Hi all, I'm wrapping up a Nanopore-Illumina hybrid genome assembly. I've gone through all the Canu/Nanpolish/Pilon steps, and decided to pick at what is likely my mitochondrial genome. I want to trim it down to avoid repeats due to the circular nature of the DNA, and make sure my current contig indeed represents a circular sequence. The mito seq seems to be on the long end, in the neighborhood of 300kb.
I've done two things:
- self-aligned with MUMmer to look for likely repeat/loop points
- run the contig through the tool Circlator (reassembles with Canu corrected reads to make a circular contig against the reference from the orginal assembly)
Both methods agree well, but now I'm have a little trouble properly selecting the final sequence I want to continue with. One could take the Circlator output, which is based on Canu corrected reads, and run all the polishing again (Nanopolish and Pilon x3 times).
I'd rather not, so I've aligned the Circlator re-assembly to my original and aim to take the corresponding sequence of the original, polished assembly. But there are some funny gaps that make it a little tricky to determine where the best cut offs are.
Easiest way to see it is a picture.
- The original assembly is duplicated to give it wrap around for the alignment.
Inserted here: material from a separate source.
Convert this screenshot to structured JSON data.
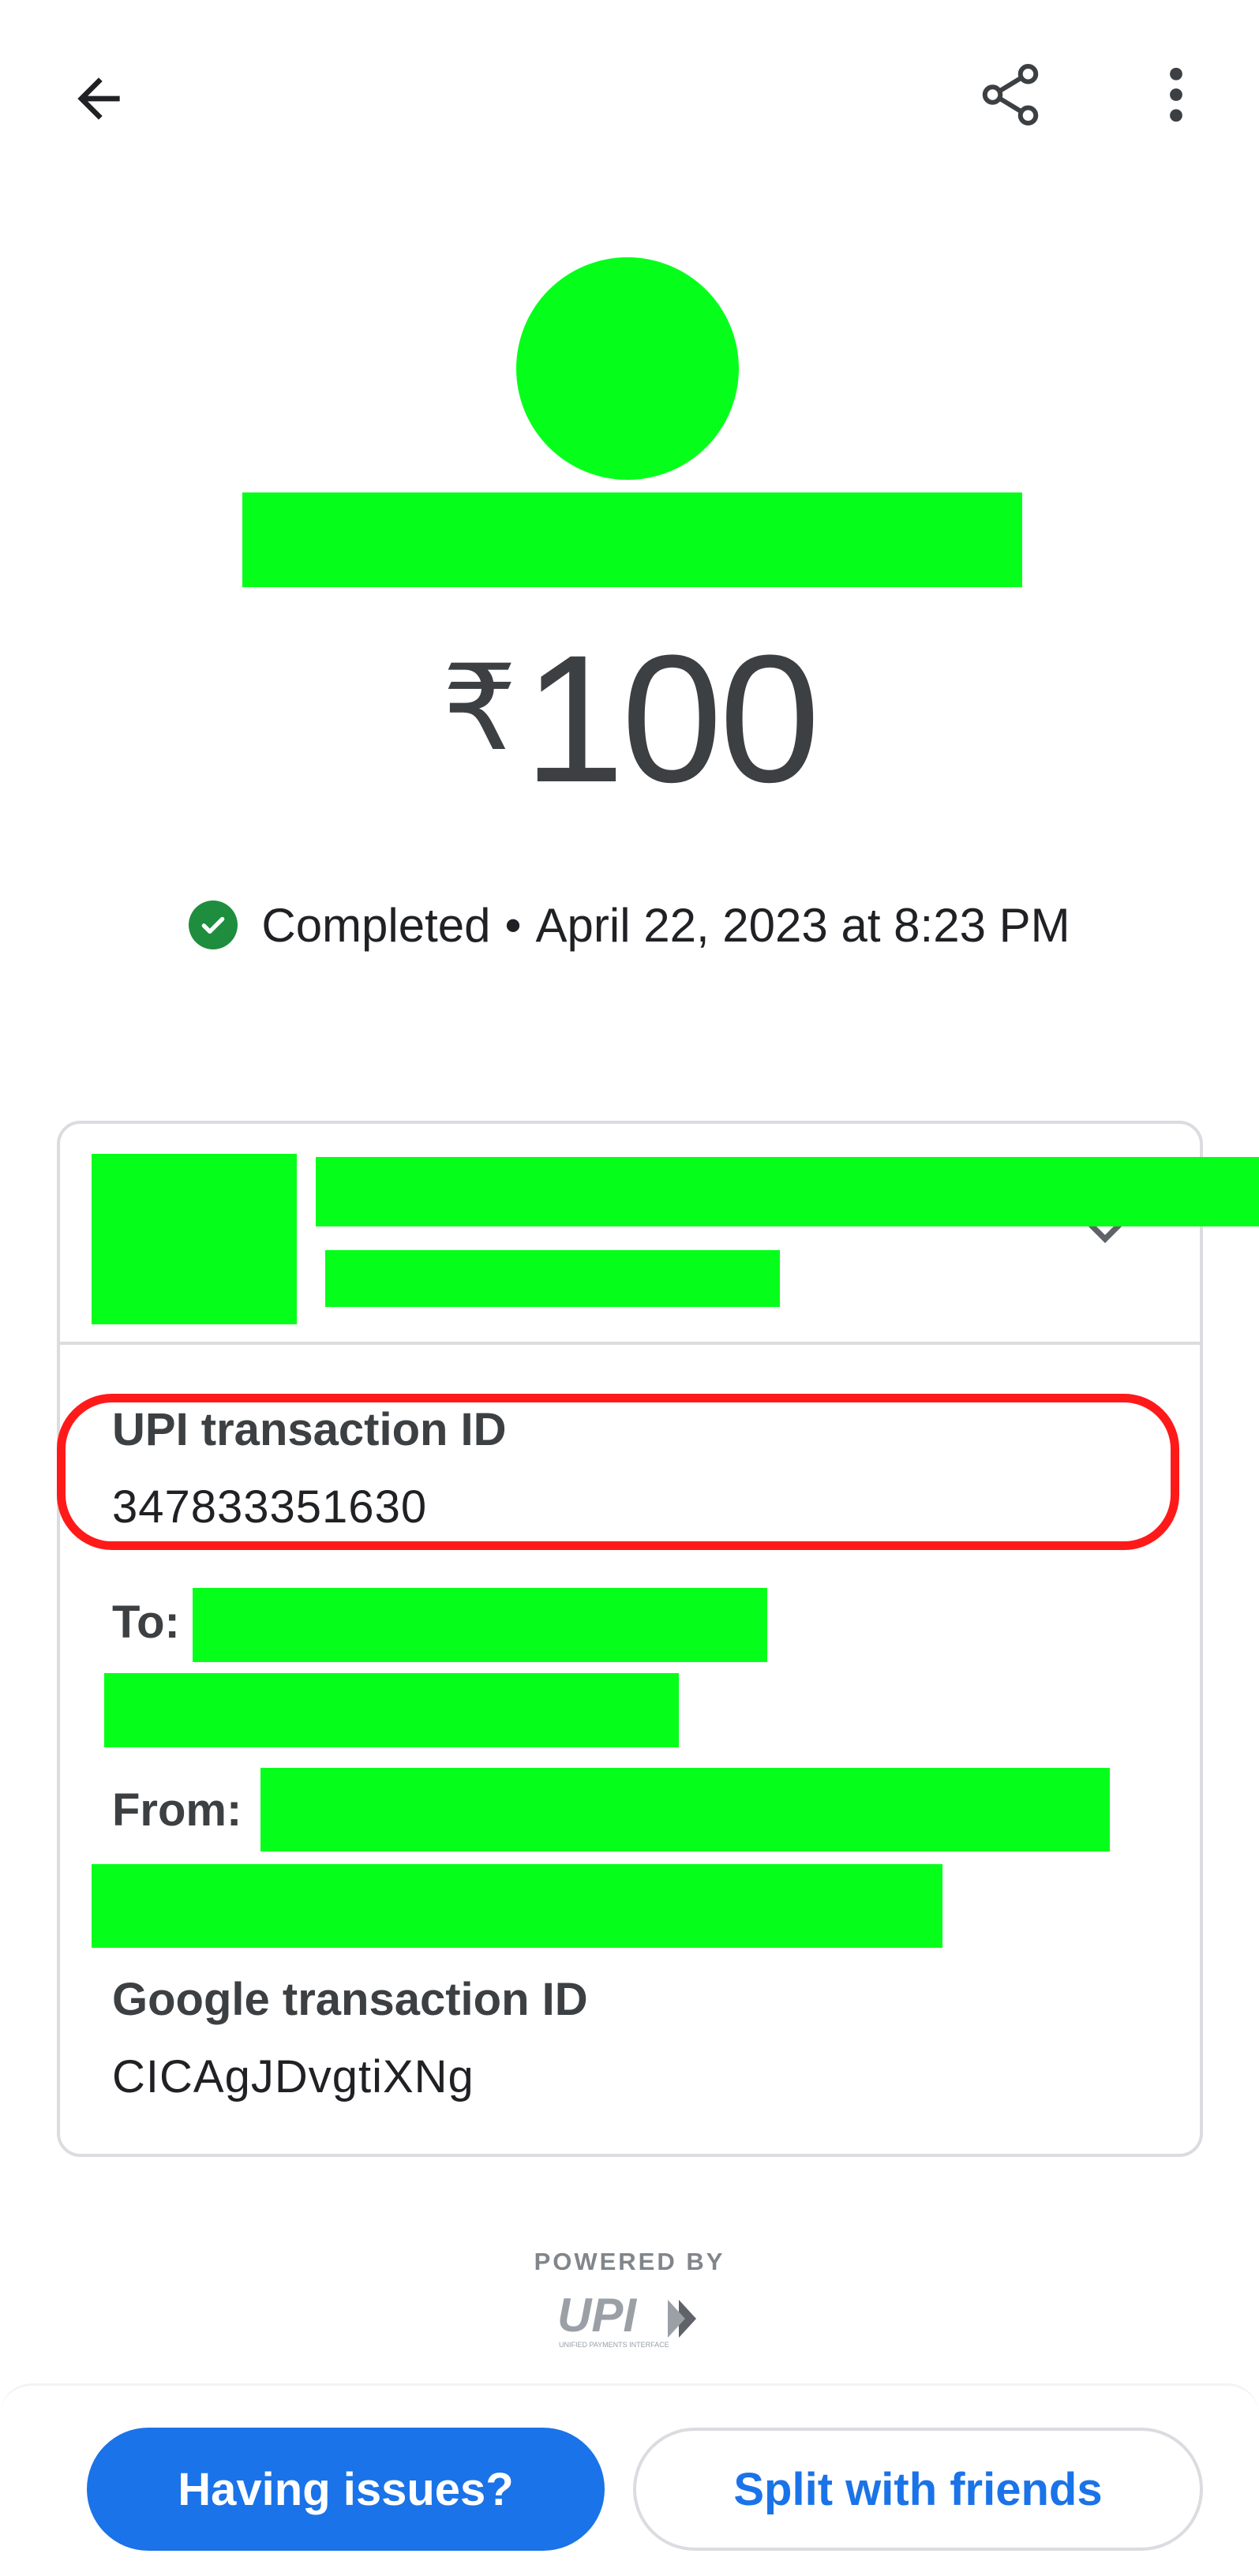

- The small gray bar annotations are a 2.5kb repeated region identified by MUMmer. By eye, I would simply extract the sequence from the beginning to the start of the second bar, and call it a day. These repeats are not so far from areas that blast to mitochondrial ribo SSU.
- Interestingly the Circlator assembly tends to break itself up using bits from what I presume are the repeated regions spread over the contig. Much of the aligned region is peppered with little gaps (yellowish area of consensus)
Thoughts on how to best select a sequence to stick with? The lazy part of me is inclined to say take the first hunk of the original assembly between the first pair of repeats, and call Circlator a good piece of evidence that this is basically correct.